Increasing coverage while decreasing the number of shots
Pentavalent combines five different vaccines in a single vial to protect against five diseases: diphtheria-pertussis-tetanus (DTP), hepatitis B (hepB) and Haemophilus influenzae type B (Hib).
A successor to the DTP vaccine, pentavalent vaccine was introduced to boost coverage of hepB and Hib vaccines by including them as part of routine immunisation.
Hib is a deadly bacterium which causes meningitis and pneumonia. It is considered the third biggest cause of vaccine-preventable death in children aged under five.
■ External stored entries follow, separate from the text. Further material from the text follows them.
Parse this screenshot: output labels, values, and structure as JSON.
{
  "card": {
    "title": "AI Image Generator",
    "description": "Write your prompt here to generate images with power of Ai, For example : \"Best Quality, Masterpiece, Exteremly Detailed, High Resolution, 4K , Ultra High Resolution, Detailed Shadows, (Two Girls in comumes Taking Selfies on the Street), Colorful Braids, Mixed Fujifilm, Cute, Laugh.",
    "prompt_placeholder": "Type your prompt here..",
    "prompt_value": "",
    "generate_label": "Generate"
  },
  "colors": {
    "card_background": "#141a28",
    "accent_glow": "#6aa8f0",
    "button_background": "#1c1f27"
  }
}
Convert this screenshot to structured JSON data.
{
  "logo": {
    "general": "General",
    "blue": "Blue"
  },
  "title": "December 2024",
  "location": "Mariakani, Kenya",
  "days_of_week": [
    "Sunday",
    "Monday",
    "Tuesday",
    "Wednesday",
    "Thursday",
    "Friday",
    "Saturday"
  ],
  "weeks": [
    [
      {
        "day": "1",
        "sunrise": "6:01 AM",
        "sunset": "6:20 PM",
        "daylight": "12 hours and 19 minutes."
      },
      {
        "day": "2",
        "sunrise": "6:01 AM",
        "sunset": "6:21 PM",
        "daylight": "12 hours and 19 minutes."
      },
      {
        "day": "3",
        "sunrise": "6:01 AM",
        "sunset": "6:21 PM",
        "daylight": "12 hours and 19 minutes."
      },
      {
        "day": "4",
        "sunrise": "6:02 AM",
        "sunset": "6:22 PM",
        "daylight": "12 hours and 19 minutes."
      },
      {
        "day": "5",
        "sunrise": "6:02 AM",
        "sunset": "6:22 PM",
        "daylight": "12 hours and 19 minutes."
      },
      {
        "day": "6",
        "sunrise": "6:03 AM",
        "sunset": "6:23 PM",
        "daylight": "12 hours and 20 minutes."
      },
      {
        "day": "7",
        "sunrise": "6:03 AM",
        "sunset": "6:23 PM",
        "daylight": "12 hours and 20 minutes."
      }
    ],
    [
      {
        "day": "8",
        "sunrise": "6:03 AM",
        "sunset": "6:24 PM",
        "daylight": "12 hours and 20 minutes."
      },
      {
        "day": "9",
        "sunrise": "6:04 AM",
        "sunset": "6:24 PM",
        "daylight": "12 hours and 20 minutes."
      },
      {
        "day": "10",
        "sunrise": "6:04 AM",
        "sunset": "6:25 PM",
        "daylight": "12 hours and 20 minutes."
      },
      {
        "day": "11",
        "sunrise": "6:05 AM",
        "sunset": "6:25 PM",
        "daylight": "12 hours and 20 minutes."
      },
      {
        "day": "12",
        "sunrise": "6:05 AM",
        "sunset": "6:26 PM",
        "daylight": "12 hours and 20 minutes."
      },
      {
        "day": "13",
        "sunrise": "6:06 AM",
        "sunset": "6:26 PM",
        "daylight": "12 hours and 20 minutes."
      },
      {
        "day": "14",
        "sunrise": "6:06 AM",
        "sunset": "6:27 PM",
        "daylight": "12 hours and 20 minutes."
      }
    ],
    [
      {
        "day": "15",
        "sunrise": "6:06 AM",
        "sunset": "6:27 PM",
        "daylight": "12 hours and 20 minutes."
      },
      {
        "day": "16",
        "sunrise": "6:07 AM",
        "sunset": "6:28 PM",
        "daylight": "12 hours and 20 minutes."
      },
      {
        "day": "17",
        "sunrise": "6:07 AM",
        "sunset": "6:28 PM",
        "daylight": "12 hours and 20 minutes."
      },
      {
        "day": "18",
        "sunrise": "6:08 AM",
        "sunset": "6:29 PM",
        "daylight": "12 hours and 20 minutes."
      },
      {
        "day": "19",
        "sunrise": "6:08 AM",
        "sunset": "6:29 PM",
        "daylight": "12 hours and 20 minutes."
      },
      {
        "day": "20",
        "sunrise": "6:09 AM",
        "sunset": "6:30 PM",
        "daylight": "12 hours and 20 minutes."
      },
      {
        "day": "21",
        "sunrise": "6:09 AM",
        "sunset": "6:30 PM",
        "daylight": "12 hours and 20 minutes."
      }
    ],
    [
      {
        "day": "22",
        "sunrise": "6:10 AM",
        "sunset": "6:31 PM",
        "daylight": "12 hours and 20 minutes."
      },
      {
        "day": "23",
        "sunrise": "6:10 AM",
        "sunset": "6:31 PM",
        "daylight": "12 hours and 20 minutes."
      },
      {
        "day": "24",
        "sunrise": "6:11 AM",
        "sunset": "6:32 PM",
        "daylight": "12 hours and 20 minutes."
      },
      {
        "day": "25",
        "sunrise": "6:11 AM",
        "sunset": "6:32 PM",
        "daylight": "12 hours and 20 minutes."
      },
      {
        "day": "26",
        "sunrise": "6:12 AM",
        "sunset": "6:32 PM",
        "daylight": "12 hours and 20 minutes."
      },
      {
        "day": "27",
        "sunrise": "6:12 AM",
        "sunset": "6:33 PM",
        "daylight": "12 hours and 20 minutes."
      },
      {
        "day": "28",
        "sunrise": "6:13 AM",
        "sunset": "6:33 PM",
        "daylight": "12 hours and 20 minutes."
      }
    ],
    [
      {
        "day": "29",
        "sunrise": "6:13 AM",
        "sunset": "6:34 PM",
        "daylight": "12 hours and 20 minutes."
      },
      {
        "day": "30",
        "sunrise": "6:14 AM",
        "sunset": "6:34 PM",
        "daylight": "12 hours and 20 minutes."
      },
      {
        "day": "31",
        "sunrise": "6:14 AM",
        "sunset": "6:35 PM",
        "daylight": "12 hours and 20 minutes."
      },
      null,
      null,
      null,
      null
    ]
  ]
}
It is estimated that there are three million cases of serious Hib infection annually, of which 400,000 result in childhood death.
The majority of survivors suffer paralysis, deafness, mental retardation and learning disabilities.
In developing countries, where the vast majority of Hib deaths occur, it accounts for a larger number of deaths than meningitis and leaves up to 35 per cent of survivors with disabilities.
For more information, visit the GAVI website's Hib section>>
HepB is a viral infection that is more than 50 times more infectious than HIV and which claims 600,000 lives every year, through chronic or acute live infections.
Babies and young children are most at risk from hepB, with the virus often passing from mother to child before or shortly after birth, and putting victims at high risk of death from cirrhosis of the liver and liver cancer in later life.
An estimated two billion people alive today are believed to have been infected with hepB, while 350 million people worldwide are chronically infected.
For more information, visit the GAVI website's hepB section>>
Three shots not nine
Offering hepB and Hib vaccines as part of a five-in-one conjugate pentavalent vaccine doesn’t just improve coverage, it also means that just three shots are needed instead of the usual nine to provide the same cover from separate vaccines (three each for DTP, hepB and Hib vaccines).
Other advantages include:
- widespread protection is achieved quickly and safely;
- shipping costs are lower;
- with fewer syringes to dispose of, environmental impact is reduced;
- fewer injections mean less distress for children and parents.